The programmability of the pixel and vertex shaders clearly surpasses the requirements found in the DirectX 9 specification. This is why NVIDIA emphasizes this by adding a "+" to their denotation. Introducing all of the features and possibilities of these new shaders is well beyond the focus of this article, and in the end, only shader programmers would be able to come to a real conclusion about the value of these features.

A screenshot of Ogre, the character in the Spellbound movie YEAH. NVIDIA used it in a real-time demo.

An overview of the GeForceFX's extensions:

GeForceFX Vertex Shader 2.0+

Extensions compared to DirectX 9 (standard):

  • 256 instructions of stored program (was 128);
  • 256 constants (was 96);
  • Vector address register (was a scalar);
  • Maximum number of instructions that can be executed per shader is now 65,536.
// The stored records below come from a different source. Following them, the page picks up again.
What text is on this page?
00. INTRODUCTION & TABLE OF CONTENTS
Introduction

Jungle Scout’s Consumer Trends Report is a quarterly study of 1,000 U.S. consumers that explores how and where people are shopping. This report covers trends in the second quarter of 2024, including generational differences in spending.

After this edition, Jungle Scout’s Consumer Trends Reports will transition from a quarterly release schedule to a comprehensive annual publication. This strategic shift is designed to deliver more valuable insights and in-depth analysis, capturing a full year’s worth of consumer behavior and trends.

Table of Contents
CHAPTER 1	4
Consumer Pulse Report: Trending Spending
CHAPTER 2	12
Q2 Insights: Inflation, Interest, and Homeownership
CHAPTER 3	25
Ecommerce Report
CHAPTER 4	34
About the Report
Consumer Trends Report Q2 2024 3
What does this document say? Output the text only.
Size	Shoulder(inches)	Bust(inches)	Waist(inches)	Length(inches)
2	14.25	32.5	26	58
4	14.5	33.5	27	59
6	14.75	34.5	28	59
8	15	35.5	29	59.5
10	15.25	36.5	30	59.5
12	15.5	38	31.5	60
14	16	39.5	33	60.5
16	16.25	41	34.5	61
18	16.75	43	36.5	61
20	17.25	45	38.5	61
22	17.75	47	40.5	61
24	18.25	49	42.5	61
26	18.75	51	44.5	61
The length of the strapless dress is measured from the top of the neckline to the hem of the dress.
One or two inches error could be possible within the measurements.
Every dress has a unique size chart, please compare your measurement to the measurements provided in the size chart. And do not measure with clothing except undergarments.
The highlights, as presented by NVIDIA:

  • Up to 65,536 vertex instructions executed per vertex (up to 256 static instructions per shader)
    The CineFX shading engine exposes an unprecedented amount of vertex processing capabilities. In addition to doubling the instruction storage, the addition of control flow dramatically increases the amount of actual computation that can occur for each vertex. This flexibility reduces the total number of vertex shaders required by an application.
  • Up to 256 vector constants
    The number of constant registers available in the CineFX vertex shader has more than doubled - from 96 up to 256 quad words! This increase allows for substantially more bone matrices for matrix palette skinning and lots more simultaneous light sources.
  • Sixteen temporary vector registers
    Temporary register storage has increased by 33% from 12 to 16. This temporary storage is particularly helpful with the larger programs supported by the CineFX engine.
  • Up to 64 separate loops
    The CineFX vertex shading engine makes for simpler programs by supporting fully dependent looping and branching (including nested loops and branches) with up to 64 unique branch targets in a single shader program. Looping over all light sources and then branching to the appropriate light type is now a breeze.
  • Per-component conditional codes and write masks
    Condition codes are the machinery behind data-dependent branching, but they can also improve the performance and simplify the code for conditional assignments.
  • Call and return (subroutines)
    In addition to the CineFX branching capabilities, the vertex processor supports full subroutine CALL/ RETURN semantics, with an up-to-four-deep call stack.
  • Loops and branching for both static and dynamic control flow
    Fully general looping and branching (along with dependent data reference) are what make the CineFX vertex shading engine so flexible and powerful.